È nata in Trentino Alto Adige, a Rovereto, ma ha una sede anche a Milano, la prima startup fintech dedicata allo sviluppo di prodotti e servizi per l'utilizzo di Bitcoin. Si chiama Inbitcoin, ed è costituita da 18 soci fondatori e con capitale interamente privato dei lavoratori, che sono designer, programmatori, docenti di Leadership dell'Università Bocconi, DevOps. Al centro il bitcoin, moneta digitale open-source fruibile via internet e accessibile attraverso il proprio smartphone. Scambiato in tutto il mondo con le altre monete, nel 2015 il prezzo di 1 bitcoin ha registrato una variazione tra i 150 e i 400 euro. A metà 2016 vale circa 550 euro. Marco Amadori, è uno dei soci di 'inbitcoin'.
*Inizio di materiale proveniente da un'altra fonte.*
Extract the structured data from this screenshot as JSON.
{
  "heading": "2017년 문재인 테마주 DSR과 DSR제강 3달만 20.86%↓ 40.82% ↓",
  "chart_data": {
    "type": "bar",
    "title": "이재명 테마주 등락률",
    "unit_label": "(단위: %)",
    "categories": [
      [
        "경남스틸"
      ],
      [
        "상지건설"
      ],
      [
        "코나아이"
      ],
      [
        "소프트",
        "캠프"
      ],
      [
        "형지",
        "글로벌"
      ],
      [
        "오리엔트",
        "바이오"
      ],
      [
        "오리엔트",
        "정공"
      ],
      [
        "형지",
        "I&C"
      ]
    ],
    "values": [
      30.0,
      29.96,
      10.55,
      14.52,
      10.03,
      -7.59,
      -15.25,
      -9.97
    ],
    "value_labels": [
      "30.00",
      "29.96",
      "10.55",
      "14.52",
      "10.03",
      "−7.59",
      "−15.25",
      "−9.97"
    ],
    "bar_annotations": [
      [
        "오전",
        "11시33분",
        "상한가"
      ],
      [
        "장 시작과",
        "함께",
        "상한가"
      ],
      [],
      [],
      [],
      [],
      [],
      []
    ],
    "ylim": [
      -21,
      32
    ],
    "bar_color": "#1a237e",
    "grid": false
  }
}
Qual è la situazione del bitcoin in Italia?

Normalmente l’Italia è più arretrata tecnologicamente di altri Paesi del Nord Europa, e il Bitcoin non fa eccezione: ci sono più bitcoiners in Olanda, Germania e Regno Unito di quanti ce ne siano in Italia. Ma la situazione attuale potrebbe rovesciarsi molto in fretta, perché le persone che traggono maggior beneficio dall’uso dei bitcoin sono i turisti e i possessori di smartphone. Per il turismo non c’è un Paese come l’Italia al mondo, e gli italiani svettano nelle classifiche europee come numero di telefoni mobile per abitante. Inoltre in Italia abbiamo alcuni tra i banchieri più esperti al mondo in questa tecnologia.
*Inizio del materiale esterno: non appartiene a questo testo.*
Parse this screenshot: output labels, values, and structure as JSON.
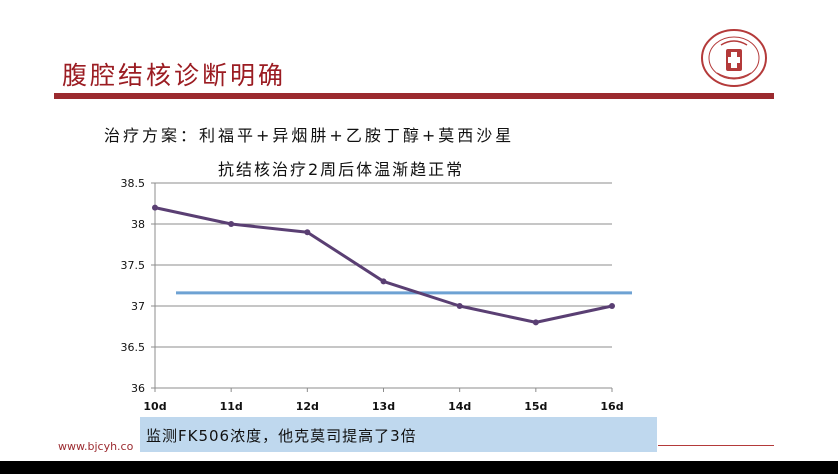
{
  "slide": {
    "title": "腹腔结核诊断明确",
    "subtitle": "治疗方案：利福平+异烟肼+乙胺丁醇+莫西沙星",
    "footer_url": "www.bjcyh.co",
    "note": "监测FK506浓度，他克莫司提高了3倍"
  },
  "colors": {
    "brand": "#9b2a2f",
    "series_line": "#5a3f73",
    "reference_line": "#6ea2d3",
    "note_bg": "#bfd8ee"
  },
  "chart_data": {
    "type": "line",
    "title": "抗结核治疗2周后体温渐趋正常",
    "xlabel": "",
    "ylabel": "",
    "categories": [
      "10d",
      "11d",
      "12d",
      "13d",
      "14d",
      "15d",
      "16d"
    ],
    "series": [
      {
        "values": [
          38.2,
          38.0,
          37.9,
          37.3,
          37.0,
          36.8,
          37.0
        ]
      }
    ],
    "reference_line": 37.16,
    "ylim": [
      36,
      38.5
    ],
    "yticks": [
      "36",
      "36.5",
      "37",
      "37.5",
      "38",
      "38.5"
    ],
    "grid": true
  }
}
Qual è la particolarità di Inbitcoin?

È l’unica startup italiana che lavora col bitcoin che ha al suo interno sia un team strutturato aziendale e di vendita, sia un team di sviluppo. Possiamo tradurre così idee innovative in servizi e prodotti funzionanti.

Cosa significa per voi innovazione?

Oggi grazie ai bitcoin e ai QR code associati si può comprare una birra quando si è in auto nelle vicinanze del locale e ancora prima di entrarci: un servizio che forniamo anche noi, ed è già operativo in Trentino Alto Adige. Si può anche contribuire al restauro di un'opera, grazie ad un QR code posto a lato di essa nei musei: per ora è solo un'idea, ma ci sono già dei partner museali con i quali stiamo discutendo.

Come è nata Inbitcoin?

Nel 2014, quando ero tecnologo presso la Fondazione Bruno Kessler di Trento e mi occupavo di Web Semantico e Data Augmentation, ricevetti l'incarico di preparare un seminario sulle tecnologie bitcoin. Fu un successo e da allora lo studio di bitcoin divenne per me una priorità. Ogni mia ora era dedicata ossessivamente allo studio della tecnologia e si insinuava in me la voglia di occuparmene a tempo pieno. Da allora cominciai a creare una rete di professionisti che come me credono in questo sogno lucido, fino ad arrivare al 10 giugno 2016, quando la startup innovativa inbitcoin è diventata finalmente entità legale.